Greffière : lors des débats M. POZZOBON
ARRET :
— CONTRADICTOIRE
— prononcé publiquement par mise à disposition au greffe après avis aux parties
— signé par M. DEFIX, président et par M. POZZOBON, greffière
EXPOSÉ DES FAITS ET DE LA PROCÉDURE
Par acte authentique du 11 février 2022, passé devant Me [O] [A], notaire associé à [Localité 2], M. [V] [U] a acquis de M. [Y] [C] et de Mme [Q] [E], son épouse, une maison d’habitation avec garage et jardin attenant, d’une surface de 8 a 66 ca, figurant au cadastre section AM, n°[Cadastre 1], lieu-dit [Adresse 1] à [Localité 1] (81), au prix de 260.000 euros.
Le bien formait le lot n° 8 du lotissement [Adresse 3].
Par la suite, M. et Mme [C] ont remis à M. [U] un procès-verbal de rétablissement des limites parcellaires en date du 10 mars 2022, document établi par M. [B] [X], géomètre-expert, à la suite d’une réunion qui s’est tenue le 24 janvier 2022 en présence des consorts [P]-[G], propriétaires de parcelles voisines à celle vendue, cadastrées section AM n° [Cadastre 2] et n°[Cadastre 3]. Ce procès-verbal prévoyait le rétablissement de la limite divisoire entre les parcelles AM n°[Cadastre 3] et [Cadastre 2] d’une part et [Cadastre 1] d’autre part.
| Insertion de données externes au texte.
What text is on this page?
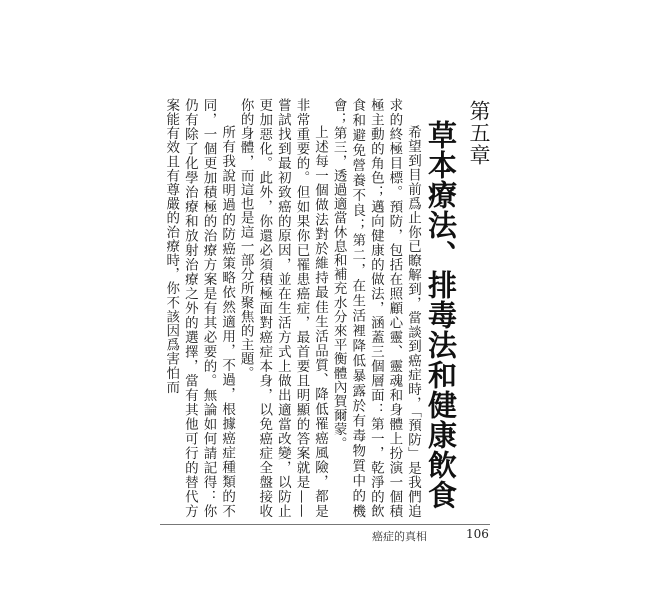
第五章
草本療法、排毒法和健康飲食

希望到目前爲止你已瞭解到，當談到癌症時，「預防」是我們追求的終極目標。預防，包括在照顧心靈、靈魂和身體上扮演一個積極主動的角色；邁向健康的做法，涵蓋三個層面：第一，乾淨的飲食和避免營養不良；第二，在生活裡降低暴露於有毒物質中的機會；第三，透過適當休息和補充水分來平衡體內賀爾蒙。

上述每一個做法對於維持最佳生活品質、降低罹癌風險，都是非常重要的。但如果你已罹患癌症，最首要且明顯的答案就是——嘗試找到最初致癌的原因，並在生活方式上做出適當改變，以防止更加惡化。此外，你還必須積極面對癌症本身，以免癌症全盤接收你的身體，而這也是這一部分所聚焦的主題。

所有我說明過的防癌策略依然適用，不過，根據癌症種類的不同，一個更加積極的治療方案是有其必要的。無論如何請記得：你仍有除了化學治療和放射治療之外的選擇，當有其他可行的替代方案能有效且有尊嚴的治療時，你不該因爲害怕而

癌症的真相	106
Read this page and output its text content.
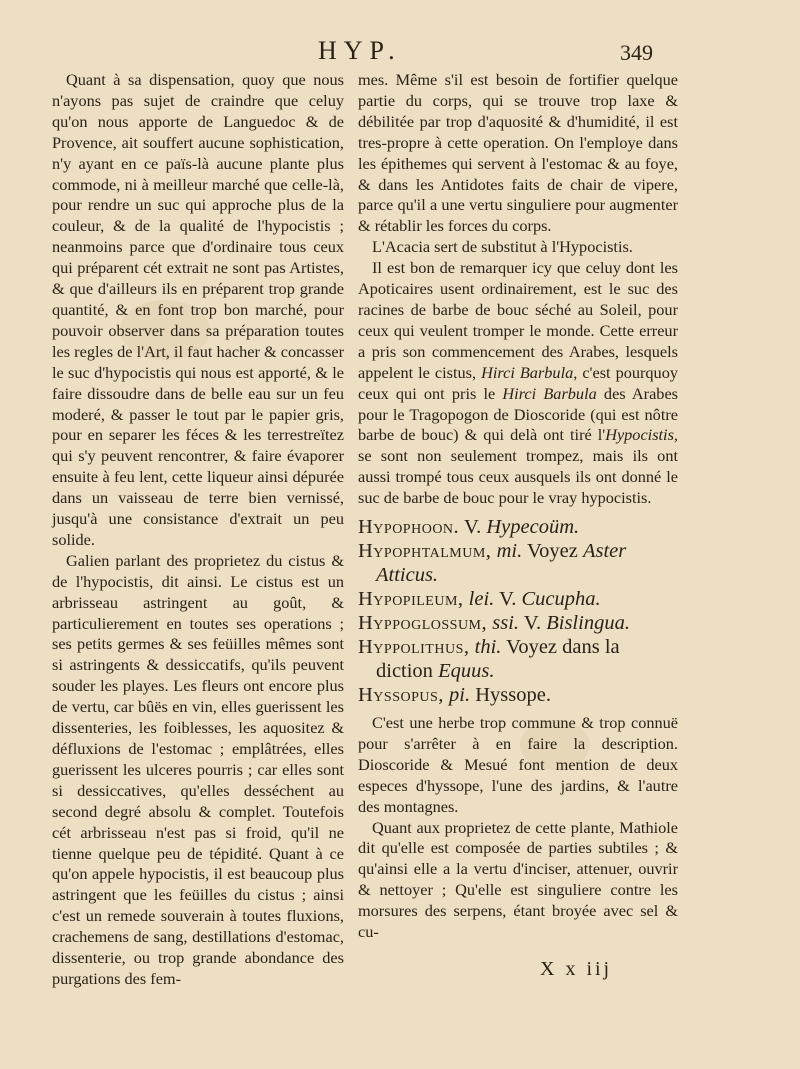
HYP.	349

Quant à sa dispensation, quoy que nous n'ayons pas sujet de craindre que celuy qu'on nous apporte de Languedoc & de Provence, ait souffert aucune sophistication, n'y ayant en ce païs-là aucune plante plus commode, ni à meilleur marché que celle-là, pour rendre un suc qui approche plus de la couleur, & de la qualité de l'hypocistis ; neanmoins parce que d'ordinaire tous ceux qui préparent cét extrait ne sont pas Artistes, & que d'ailleurs ils en préparent trop grande quantité, & en font trop bon marché, pour pouvoir observer dans sa préparation toutes les regles de l'Art, il faut hacher & concasser le suc d'hypocistis qui nous est apporté, & le faire dissoudre dans de belle eau sur un feu moderé, & passer le tout par le papier gris, pour en separer les féces & les terrestreïtez qui s'y peuvent rencontrer, & faire évaporer ensuite à feu lent, cette liqueur ainsi dépurée dans un vaisseau de terre bien vernissé, jusqu'à une consistance d'extrait un peu solide.

Galien parlant des proprietez du cistus & de l'hypocistis, dit ainsi. Le cistus est un arbrisseau astringent au goût, & particulierement en toutes ses operations ; ses petits germes & ses feüilles mêmes sont si astringents & dessiccatifs, qu'ils peuvent souder les playes. Les fleurs ont encore plus de vertu, car bûës en vin, elles guerissent les dissenteries, les foiblesses, les aquositez & défluxions de l'estomac ; emplâtrées, elles guerissent les ulceres pourris ; car elles sont si dessiccatives, qu'elles desséchent au second degré absolu & complet. Toutefois cét arbrisseau n'est pas si froid, qu'il ne tienne quelque peu de tépidité. Quant à ce qu'on appele hypocistis, il est beaucoup plus astringent que les feüilles du cistus ; ainsi c'est un remede souverain à toutes fluxions, crachemens de sang, destillations d'estomac, dissenterie, ou trop grande abondance des purgations des fem-

mes. Même s'il est besoin de fortifier quelque partie du corps, qui se trouve trop laxe & débilitée par trop d'aquosité & d'humidité, il est tres-propre à cette operation. On l'employe dans les épithemes qui servent à l'estomac & au foye, & dans les Antidotes faits de chair de vipere, parce qu'il a une vertu singuliere pour augmenter & rétablir les forces du corps.

L'Acacia sert de substitut à l'Hypocistis.

Il est bon de remarquer icy que celuy dont les Apoticaires usent ordinairement, est le suc des racines de barbe de bouc séché au Soleil, pour ceux qui veulent tromper le monde. Cette erreur a pris son commencement des Arabes, lesquels appelent le cistus, Hirci Barbula, c'est pourquoy ceux qui ont pris le Hirci Barbula des Arabes pour le Tragopogon de Dioscoride (qui est nôtre barbe de bouc) & qui delà ont tiré l'Hypocistis, se sont non seulement trompez, mais ils ont aussi trompé tous ceux ausquels ils ont donné le suc de barbe de bouc pour le vray hypocistis.

Hypophoon. V. Hypecoüm.

Hypophtalmum, mi. Voyez Aster
Atticus.

Hypopileum, lei. V. Cucupha.

Hyppoglossum, ssi. V. Bislingua.

Hyppolithus, thi. Voyez dans la
diction Equus.

Hyssopus, pi. Hyssope.

C'est une herbe trop commune & trop connuë pour s'arrêter à en faire la description. Dioscoride & Mesué font mention de deux especes d'hyssope, l'une des jardins, & l'autre des montagnes.

Quant aux proprietez de cette plante, Mathiole dit qu'elle est composée de parties subtiles ; & qu'ainsi elle a la vertu d'inciser, attenuer, ouvrir & nettoyer ; Qu'elle est singuliere contre les morsures des serpens, étant broyée avec sel & cu-

X x iij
Les consorts [P]-[G] ont par ailleurs informé M. [U], lorsque celui-ci a pris attache avec eux, de leur projet de diviser leurs parcelles pour détacher un terrain à bâtir en vue de sa cession.
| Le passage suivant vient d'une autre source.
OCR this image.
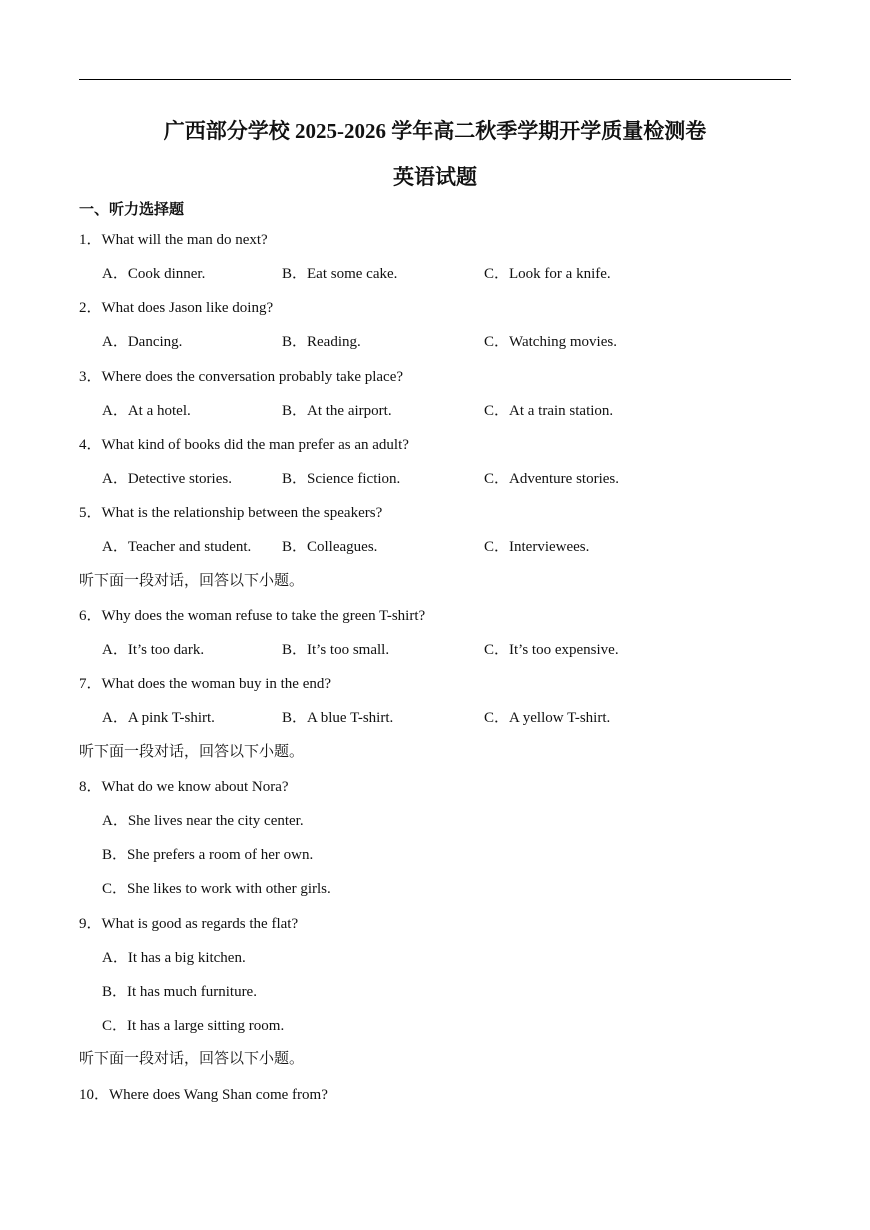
广西部分学校 2025-2026 学年高二秋季学期开学质量检测卷
英语试题
一、听力选择题
1．What will the man do next?
A．Cook dinner.	B．Eat some cake.	C．Look for a knife.
2．What does Jason like doing?
A．Dancing.	B．Reading.	C．Watching movies.
3．Where does the conversation probably take place?
A．At a hotel.	B．At the airport.	C．At a train station.
4．What kind of books did the man prefer as an adult?
A．Detective stories.	B．Science fiction.	C．Adventure stories.
5．What is the relationship between the speakers?
A．Teacher and student. B．Colleagues.	C．Interviewees.
听下面一段对话，回答以下小题。
6．Why does the woman refuse to take the green T-shirt?
A．It’s too dark.	B．It’s too small.	C．It’s too expensive.
7．What does the woman buy in the end?
A．A pink T-shirt.	B．A blue T-shirt.	C．A yellow T-shirt.
听下面一段对话，回答以下小题。
8．What do we know about Nora?
A．She lives near the city center.
B．She prefers a room of her own.
C．She likes to work with other girls.
9．What is good as regards the flat?
A．It has a big kitchen.
B．It has much furniture.
C．It has a large sitting room.
听下面一段对话，回答以下小题。
10．Where does Wang Shan come from?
Par acte authentique du 20 juillet 2022, M. [L] [G] et Mme [F] [P] ont vendu à M. [U] un terrain à vocation de terrain à bâtir cadastré section AM n° [Cadastre 3] et n° [Cadastre 4], d’une surface de 4 a 19 ca, au prix de 40 000 euros.
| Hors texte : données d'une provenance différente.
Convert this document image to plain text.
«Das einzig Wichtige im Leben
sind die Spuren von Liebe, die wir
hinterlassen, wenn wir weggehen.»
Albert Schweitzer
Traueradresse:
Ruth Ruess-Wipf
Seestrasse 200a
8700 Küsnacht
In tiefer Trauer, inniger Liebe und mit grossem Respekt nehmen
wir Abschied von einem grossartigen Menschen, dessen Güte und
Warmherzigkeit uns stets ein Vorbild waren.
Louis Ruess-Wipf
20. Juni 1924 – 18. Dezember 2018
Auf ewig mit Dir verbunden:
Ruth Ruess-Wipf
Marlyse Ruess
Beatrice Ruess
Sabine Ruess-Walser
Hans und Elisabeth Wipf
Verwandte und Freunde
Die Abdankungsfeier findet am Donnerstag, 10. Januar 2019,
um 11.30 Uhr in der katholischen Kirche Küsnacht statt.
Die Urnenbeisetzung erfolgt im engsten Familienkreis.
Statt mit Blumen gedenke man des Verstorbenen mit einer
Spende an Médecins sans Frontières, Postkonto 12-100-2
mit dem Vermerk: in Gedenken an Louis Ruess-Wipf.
Reprochant aux époux [C] de ne pas l’avoir informé, avant la vente, de l’existence de ce projet de rétablissement des limites, entre la parcelle n°[Cadastre 1] qu’il a acquise et celle n°[Cadastre 3] la jouxtant, et de détachement d’un terrain à bâtir sur la parcelle voisine de la sienne, M. [U] a tenté de trouver une solution amiable suivant courrier recommandé avec avis de réception en date du 12 avril 2022.
Par acte du 22 novembre 2022, M. [V] [U] a fait assigner M. [Y] [C] et Mme [R] [E], son épouse, devant le tribunal judiciaire d’Albi, aux fins d’obtenir l’indemnisation de son préjudice résultant de la diminution de la surface acquise, des frais notariés engendrés par le rétablissement des limites entre les propriétés et des frais engagés pour acquérir le terrain à bâtir détaché de la propriété voisine n°[Cadastre 3].
Le juge de la mise en état a enjoint les parties à rencontrer un médiateur, mais aucune médiation n’a abouti.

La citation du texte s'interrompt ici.